Тамара была ослеплена. Она чувствовала, что попала в какой-то волшебный мир; в такой обстановке мог жить какой-нибудь жаждущий наслаждений султан. В каждом из расположенных напротив друг друга огромных каминов потрескивал огонь, наполняя комнату запахами эвкалипта и плодовых деревьев и прогоняя прочь влажный холод. Комната, несмотря на ошеломляющую высоту в тридцать шесть футов и свои необъятные размеры, производила впечатление уютного, приветливого, обжитого и любимого хозяевами помещения.

Если дом и правда является отражением личности своего владельца, то Тамара была совершенно сбита с толку личностью Оскара Скольника. Все говорило о том, что он – человек очень сложный, которого нелегко понять.

Она заметила его сразу же, как только вошла в комнату, хотя прежде никогда не видела. Но даже с расстояния в семьдесят футов его невозможно было не заметить. Он сидел в кресле с подголовником в полукруглом конце комнаты и сразу было видно, что король здесь именно он. Напротив него находился мольберт с большой картиной, а по обеим сторонам от его кресла стояли задумавшись четверо мужчин в вечерних костюмах. Их внимание было приковано к застывшему рядом с мольбертом в позе богомола человеку со скорбным выражением лица и бородкой клинышком. Несколько в стороне сидели две женщины в светлых узких платьях до пола, с бокалами шампанского в руках. Все они представляли собой чрезвычайно элегантную картину, столь совершенную по композиции, что казалось, она специально была рассчитана на то, чтобы производить впечатление.

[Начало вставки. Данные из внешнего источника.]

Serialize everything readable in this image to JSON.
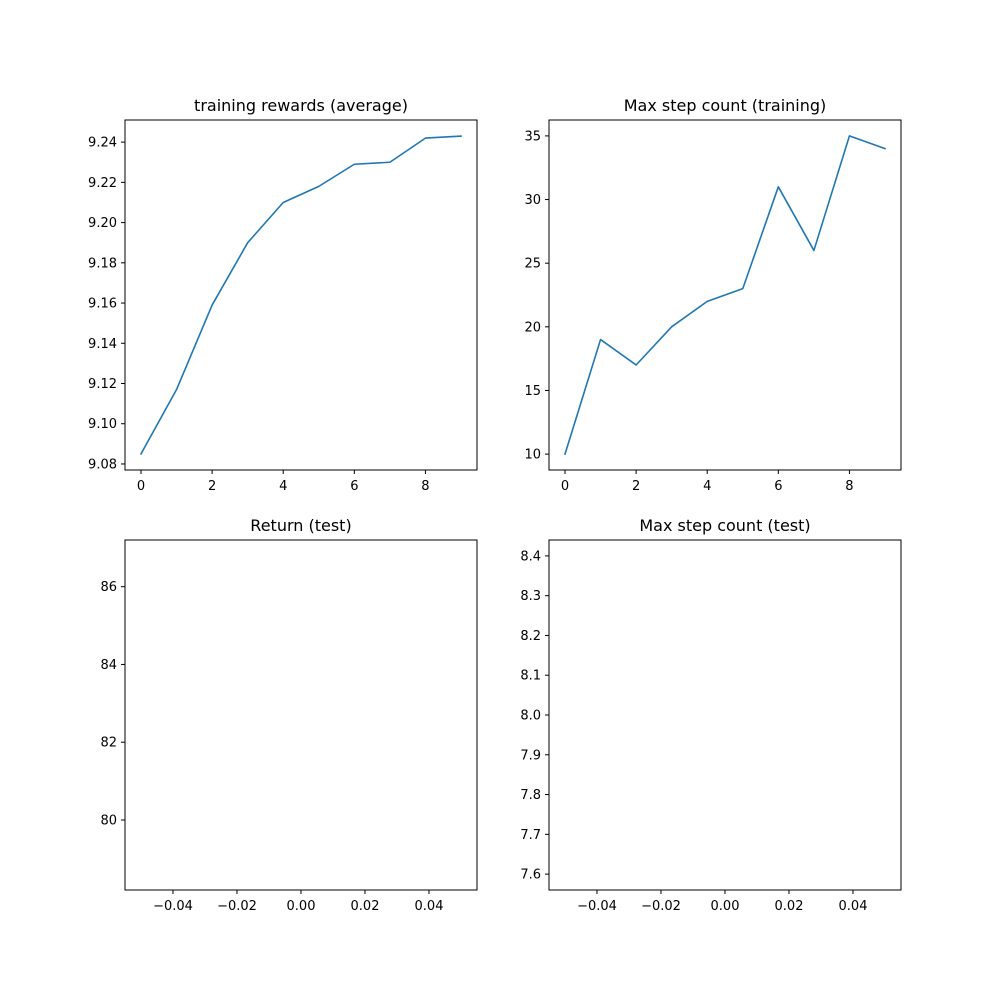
{
  "chart_data": [
    {
      "type": "line",
      "title": "training rewards (average)",
      "x": [
        0,
        1,
        2,
        3,
        4,
        5,
        6,
        7,
        8,
        9
      ],
      "series": [
        {
          "values": [
            9.085,
            9.117,
            9.159,
            9.19,
            9.21,
            9.218,
            9.229,
            9.23,
            9.242,
            9.243
          ]
        }
      ],
      "xlim": [
        -0.45,
        9.45
      ],
      "ylim": [
        9.077,
        9.251
      ],
      "xticks": [
        0,
        2,
        4,
        6,
        8
      ],
      "xtick_labels": [
        "0",
        "2",
        "4",
        "6",
        "8"
      ],
      "yticks": [
        9.08,
        9.1,
        9.12,
        9.14,
        9.16,
        9.18,
        9.2,
        9.22,
        9.24
      ],
      "ytick_labels": [
        "9.08",
        "9.10",
        "9.12",
        "9.14",
        "9.16",
        "9.18",
        "9.20",
        "9.22",
        "9.24"
      ],
      "line_color": "#1f77b4",
      "grid": false
    },
    {
      "type": "line",
      "title": "Max step count (training)",
      "x": [
        0,
        1,
        2,
        3,
        4,
        5,
        6,
        7,
        8,
        9
      ],
      "series": [
        {
          "values": [
            10,
            19,
            17,
            20,
            22,
            23,
            31,
            26,
            35,
            34
          ]
        }
      ],
      "xlim": [
        -0.45,
        9.45
      ],
      "ylim": [
        8.75,
        36.25
      ],
      "xticks": [
        0,
        2,
        4,
        6,
        8
      ],
      "xtick_labels": [
        "0",
        "2",
        "4",
        "6",
        "8"
      ],
      "yticks": [
        10,
        15,
        20,
        25,
        30,
        35
      ],
      "ytick_labels": [
        "10",
        "15",
        "20",
        "25",
        "30",
        "35"
      ],
      "line_color": "#1f77b4",
      "grid": false
    },
    {
      "type": "line",
      "title": "Return (test)",
      "x": [],
      "series": [],
      "xlim": [
        -0.055,
        0.055
      ],
      "ylim": [
        78.2,
        87.2
      ],
      "xticks": [
        -0.04,
        -0.02,
        0.0,
        0.02,
        0.04
      ],
      "xtick_labels": [
        "−0.04",
        "−0.02",
        "0.00",
        "0.02",
        "0.04"
      ],
      "yticks": [
        80,
        82,
        84,
        86
      ],
      "ytick_labels": [
        "80",
        "82",
        "84",
        "86"
      ],
      "line_color": "#1f77b4",
      "grid": false
    },
    {
      "type": "line",
      "title": "Max step count (test)",
      "x": [],
      "series": [],
      "xlim": [
        -0.055,
        0.055
      ],
      "ylim": [
        7.56,
        8.44
      ],
      "xticks": [
        -0.04,
        -0.02,
        0.0,
        0.02,
        0.04
      ],
      "xtick_labels": [
        "−0.04",
        "−0.02",
        "0.00",
        "0.02",
        "0.04"
      ],
      "yticks": [
        7.6,
        7.7,
        7.8,
        7.9,
        8.0,
        8.1,
        8.2,
        8.3,
        8.4
      ],
      "ytick_labels": [
        "7.6",
        "7.7",
        "7.8",
        "7.9",
        "8.0",
        "8.1",
        "8.2",
        "8.3",
        "8.4"
      ],
      "line_color": "#1f77b4",
      "grid": false
    }
  ]
}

Сначала никто не обратил внимания на вошедших, и Тамара была им за это благодарна. Она заколебалась и умоляюще взглянула на Зиолко, но он ободряюще улыбнулся и, положив руку ей на спину, повел вперед.

– Мы должны отдать должное символизму, – тихим, но страстным голосом говорил человек с бородкой. – Другими словами, мы должны смотреть глубже поверхности, копать глубже очевидного представления, для того чтобы найти Истину… – Он прервался, неожиданно поняв, что никто его больше не слушает: все глаза были устремлены на вошедших.

Тишина затянулась. Никто не говорил. Никто не моргал. Одна из женщин бесшумно, как привидение, поднялась на ноги, чтобы получше рассмотреть Тамару.

Тишина стояла такая, что можно было бы расслышать стук булавки, упавшей на эти бесценные бессарабские ковры.

Первоначальное восторженное восхищение домом сразу же сменилось у Тамары острым приступом страха. Продолжая идти вперед, она дрожала всем телом, вся ее прежняя уверенность испарилась при одном беглом взгляде на неподвижные фигуры, купающиеся в мягком свете лампы, от которого глаза присутствующих казались остекленевшими, а взгляды напряженными. Чудесная комната, которая на первый взгляд показалась Тамаре ослепительной, теперь обрела какое-то грозное, устрашающее качество, а изысканная картина из мужчин и женщин превратилась в суровое, грозное собрание судей. Первым желанием Тамары было убежать от этой страшной сцены, от этой внушающей ужас обстановки. Она остро ощущала на себе суровые оценивающие взгляды, которые не столько рассматривали, сколько разбирали ее по косточкам.

От обиды щеки Тамары вспыхнули, делая ее еще более привлекательной. У нее было такое ощущение, что она вдруг перестала быть живым человеком, а превратилась в кусок мяса в мясной лавке, который лежит и ждет, когда его начнут хватать, тыкать и презрительно обнюхивать утонченные покупатели, прежде чем отвергнуть или одобрить. Это была унизительная, жестокая и несправедливая ситуация.

И все же каким-то образом, несмотря на все это и не обращая внимания на звон в ушах, она продолжала идти вперед царственной походкой, с гордо поднятой головой. Весь ее вид говорил о том, что перед ними уверенная в себе красавица, сирена, пожирательница мужских сердец.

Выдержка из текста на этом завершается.